Norway is one of the world's most affluent countries. But that doesn't mean it's exempt from youth unemployment. In fact, 110 000 people between 16 and 24 are unemployed or outside of the educational system. Most of these youngsters will eventually find a job. Some, however, are drawn into a negative spiral of idleness, drug abuse and social problems.
The Norwegian government estimates that the cost for one unemployed citizen amounts to NOK 11 million (appr. EUR 1.1 m). There are in other words enormous potential gains to society to be had by getting some of these unfortunate youngsters into employment.
Skanska's vision of building for a better society puts a lot of emphasis on sustainability. And while we have been doing a lot of work on ethics, safety, environmental and diversity and inclusion improvements, we haven't focused as much on the community investment dimension of sustainability. Our Norwegian programme shows what can be done if a company like ours commit to our goals.
In cooperation with the Norwegian Crown Prince and Princesses Foundation, Skanska Norway developed an introduction course in building and construction for unemployed 'drop outs' who, despite their young age, already have run into severe problems.
The programme started in 2015 with a two-day course that put a lot of emphasis on safety, which is of paramount importance for us at Skanska. At the same time, this gave the instructors a feel for if the participants could mature into the responsible people we were looking for. Out of the twelve young men that showed up, eight of them decided to go through to the second phase, where they were dispersed into the organisation to get a taste for what it means to hold down a permanent job.
Easy does it
According to project leader Eline Rolles Friis 'a very important success factor was recognizing the fact that the participants all had mottled backgrounds filled with disappointments that had given them a certain amount of social anxiety. We knew we needed to allow them some time to be able to flourish.'
Therefore, striking the correct balance between commitments and demands was essential. Which is why the programme was divided into short segments of 2, 4 and 12 weeks, followed by an apprenticeship. And why Skanska reserved the right to eject anyone who didn't honour the promises of showing up on time, staying away from drugs etc. All participants were assigned a 'father figure' in the form an emphatic mentor to lend support.

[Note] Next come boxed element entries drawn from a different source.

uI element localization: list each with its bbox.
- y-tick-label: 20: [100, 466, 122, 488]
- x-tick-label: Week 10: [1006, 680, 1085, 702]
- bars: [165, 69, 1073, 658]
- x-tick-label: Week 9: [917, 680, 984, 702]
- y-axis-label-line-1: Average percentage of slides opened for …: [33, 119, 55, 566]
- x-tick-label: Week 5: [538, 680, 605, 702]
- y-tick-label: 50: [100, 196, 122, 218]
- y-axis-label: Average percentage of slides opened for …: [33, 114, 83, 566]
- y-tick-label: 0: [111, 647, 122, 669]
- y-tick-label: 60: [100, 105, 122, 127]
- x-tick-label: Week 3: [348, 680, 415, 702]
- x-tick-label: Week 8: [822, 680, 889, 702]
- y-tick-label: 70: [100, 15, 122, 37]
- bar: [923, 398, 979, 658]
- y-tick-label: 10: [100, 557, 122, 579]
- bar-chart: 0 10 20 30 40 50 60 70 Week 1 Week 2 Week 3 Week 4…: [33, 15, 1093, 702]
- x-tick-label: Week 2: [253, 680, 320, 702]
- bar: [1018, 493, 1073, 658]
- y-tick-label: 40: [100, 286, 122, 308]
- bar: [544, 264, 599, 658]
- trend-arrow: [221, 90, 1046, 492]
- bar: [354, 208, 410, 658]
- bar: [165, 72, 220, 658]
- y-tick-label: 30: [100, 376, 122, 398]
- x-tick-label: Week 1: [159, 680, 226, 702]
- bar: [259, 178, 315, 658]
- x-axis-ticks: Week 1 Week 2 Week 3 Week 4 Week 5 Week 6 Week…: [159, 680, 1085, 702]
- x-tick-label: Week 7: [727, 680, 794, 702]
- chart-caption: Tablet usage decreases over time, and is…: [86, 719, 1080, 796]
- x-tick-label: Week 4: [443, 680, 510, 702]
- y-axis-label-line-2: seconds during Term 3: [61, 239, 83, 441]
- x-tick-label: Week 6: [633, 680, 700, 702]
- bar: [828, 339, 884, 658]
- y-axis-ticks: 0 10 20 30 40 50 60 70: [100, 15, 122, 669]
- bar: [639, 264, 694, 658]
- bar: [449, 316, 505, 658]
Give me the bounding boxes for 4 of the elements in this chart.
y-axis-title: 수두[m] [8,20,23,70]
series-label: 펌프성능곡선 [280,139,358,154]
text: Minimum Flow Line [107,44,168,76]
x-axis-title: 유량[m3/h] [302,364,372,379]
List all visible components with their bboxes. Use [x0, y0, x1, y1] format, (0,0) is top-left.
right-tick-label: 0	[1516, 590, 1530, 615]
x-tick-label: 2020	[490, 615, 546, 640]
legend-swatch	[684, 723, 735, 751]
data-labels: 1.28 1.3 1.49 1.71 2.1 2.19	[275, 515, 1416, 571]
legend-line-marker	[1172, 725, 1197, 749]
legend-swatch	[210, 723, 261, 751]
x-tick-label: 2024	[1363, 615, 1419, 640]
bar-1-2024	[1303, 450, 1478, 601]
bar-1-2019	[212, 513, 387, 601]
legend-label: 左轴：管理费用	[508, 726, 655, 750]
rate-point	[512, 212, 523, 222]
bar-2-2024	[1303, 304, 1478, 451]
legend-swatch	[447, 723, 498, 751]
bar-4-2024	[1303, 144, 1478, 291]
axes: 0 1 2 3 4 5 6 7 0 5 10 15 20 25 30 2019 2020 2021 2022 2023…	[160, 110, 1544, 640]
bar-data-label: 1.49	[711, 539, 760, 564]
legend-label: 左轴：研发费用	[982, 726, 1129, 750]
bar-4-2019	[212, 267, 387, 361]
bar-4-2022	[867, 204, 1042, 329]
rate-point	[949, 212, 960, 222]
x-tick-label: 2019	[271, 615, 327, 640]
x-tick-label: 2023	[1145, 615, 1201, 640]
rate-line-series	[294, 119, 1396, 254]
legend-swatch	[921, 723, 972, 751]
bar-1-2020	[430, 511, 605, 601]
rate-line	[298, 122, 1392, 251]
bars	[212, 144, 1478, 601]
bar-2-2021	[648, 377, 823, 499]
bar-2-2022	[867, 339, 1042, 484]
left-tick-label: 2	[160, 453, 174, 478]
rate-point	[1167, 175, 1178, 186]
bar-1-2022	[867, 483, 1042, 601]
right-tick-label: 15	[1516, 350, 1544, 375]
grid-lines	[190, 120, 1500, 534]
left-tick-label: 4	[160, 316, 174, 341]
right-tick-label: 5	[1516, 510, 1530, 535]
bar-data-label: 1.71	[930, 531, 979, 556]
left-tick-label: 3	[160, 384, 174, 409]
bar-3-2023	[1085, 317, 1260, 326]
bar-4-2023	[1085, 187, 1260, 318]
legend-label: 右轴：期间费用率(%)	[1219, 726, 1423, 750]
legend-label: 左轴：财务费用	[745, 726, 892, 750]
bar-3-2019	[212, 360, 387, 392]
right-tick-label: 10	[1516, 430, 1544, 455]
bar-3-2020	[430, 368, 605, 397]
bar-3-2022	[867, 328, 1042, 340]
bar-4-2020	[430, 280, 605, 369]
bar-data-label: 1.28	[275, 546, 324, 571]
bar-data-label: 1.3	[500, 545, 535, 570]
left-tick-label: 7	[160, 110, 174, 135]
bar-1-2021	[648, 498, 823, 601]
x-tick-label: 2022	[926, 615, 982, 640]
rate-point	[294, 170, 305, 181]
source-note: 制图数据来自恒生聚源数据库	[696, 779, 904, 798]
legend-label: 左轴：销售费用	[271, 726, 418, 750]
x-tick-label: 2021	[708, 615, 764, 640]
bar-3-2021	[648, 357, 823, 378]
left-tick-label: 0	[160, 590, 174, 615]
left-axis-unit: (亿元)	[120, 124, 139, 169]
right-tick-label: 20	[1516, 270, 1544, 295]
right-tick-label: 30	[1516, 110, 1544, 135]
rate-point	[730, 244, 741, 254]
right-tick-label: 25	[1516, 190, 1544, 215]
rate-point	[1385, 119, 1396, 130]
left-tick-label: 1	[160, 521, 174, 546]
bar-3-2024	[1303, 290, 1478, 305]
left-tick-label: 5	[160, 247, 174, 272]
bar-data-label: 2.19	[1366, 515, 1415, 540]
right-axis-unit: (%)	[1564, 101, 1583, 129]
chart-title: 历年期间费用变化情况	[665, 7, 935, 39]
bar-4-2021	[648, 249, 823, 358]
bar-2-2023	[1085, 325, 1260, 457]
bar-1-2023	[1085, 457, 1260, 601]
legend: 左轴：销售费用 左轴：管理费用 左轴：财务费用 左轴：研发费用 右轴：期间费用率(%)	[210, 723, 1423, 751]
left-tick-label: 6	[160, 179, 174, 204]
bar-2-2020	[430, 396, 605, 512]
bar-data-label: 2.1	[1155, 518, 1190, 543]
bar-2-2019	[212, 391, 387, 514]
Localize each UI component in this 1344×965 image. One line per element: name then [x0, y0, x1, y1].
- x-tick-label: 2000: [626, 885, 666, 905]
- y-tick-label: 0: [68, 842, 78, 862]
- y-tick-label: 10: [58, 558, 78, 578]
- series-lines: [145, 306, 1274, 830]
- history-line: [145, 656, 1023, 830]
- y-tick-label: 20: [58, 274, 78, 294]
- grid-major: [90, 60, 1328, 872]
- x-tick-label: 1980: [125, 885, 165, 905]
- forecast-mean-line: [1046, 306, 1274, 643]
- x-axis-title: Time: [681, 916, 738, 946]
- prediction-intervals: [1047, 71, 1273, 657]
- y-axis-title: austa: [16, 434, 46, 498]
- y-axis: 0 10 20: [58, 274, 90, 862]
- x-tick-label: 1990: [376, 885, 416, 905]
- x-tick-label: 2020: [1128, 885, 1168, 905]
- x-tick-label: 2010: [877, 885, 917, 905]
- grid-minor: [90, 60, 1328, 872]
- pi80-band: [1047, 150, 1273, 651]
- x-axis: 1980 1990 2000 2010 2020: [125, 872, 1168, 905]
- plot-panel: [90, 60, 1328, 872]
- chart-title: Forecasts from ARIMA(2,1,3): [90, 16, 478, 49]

Out of the twelve young men who started the course, three are now on apprenticeships, one in full time employment and one on BIM-placement until next summer (where he has put his computer gaming skills to good use). Simple mathematics tells us that this represents potential savings for the Norwegian society of NOK 55 million. But more importantly, it might just have put five young men on a much more productive path in life.
The programme has gotten a lot of publicity and become a source of pride for Skanska Norway. It has also shown what we as an organisation can do when we put our minds together. Or in Eline's words: 'when we act proactively, we really can contribute towards a better society.' The next round of the programme kicks off in the first quarter of 2016.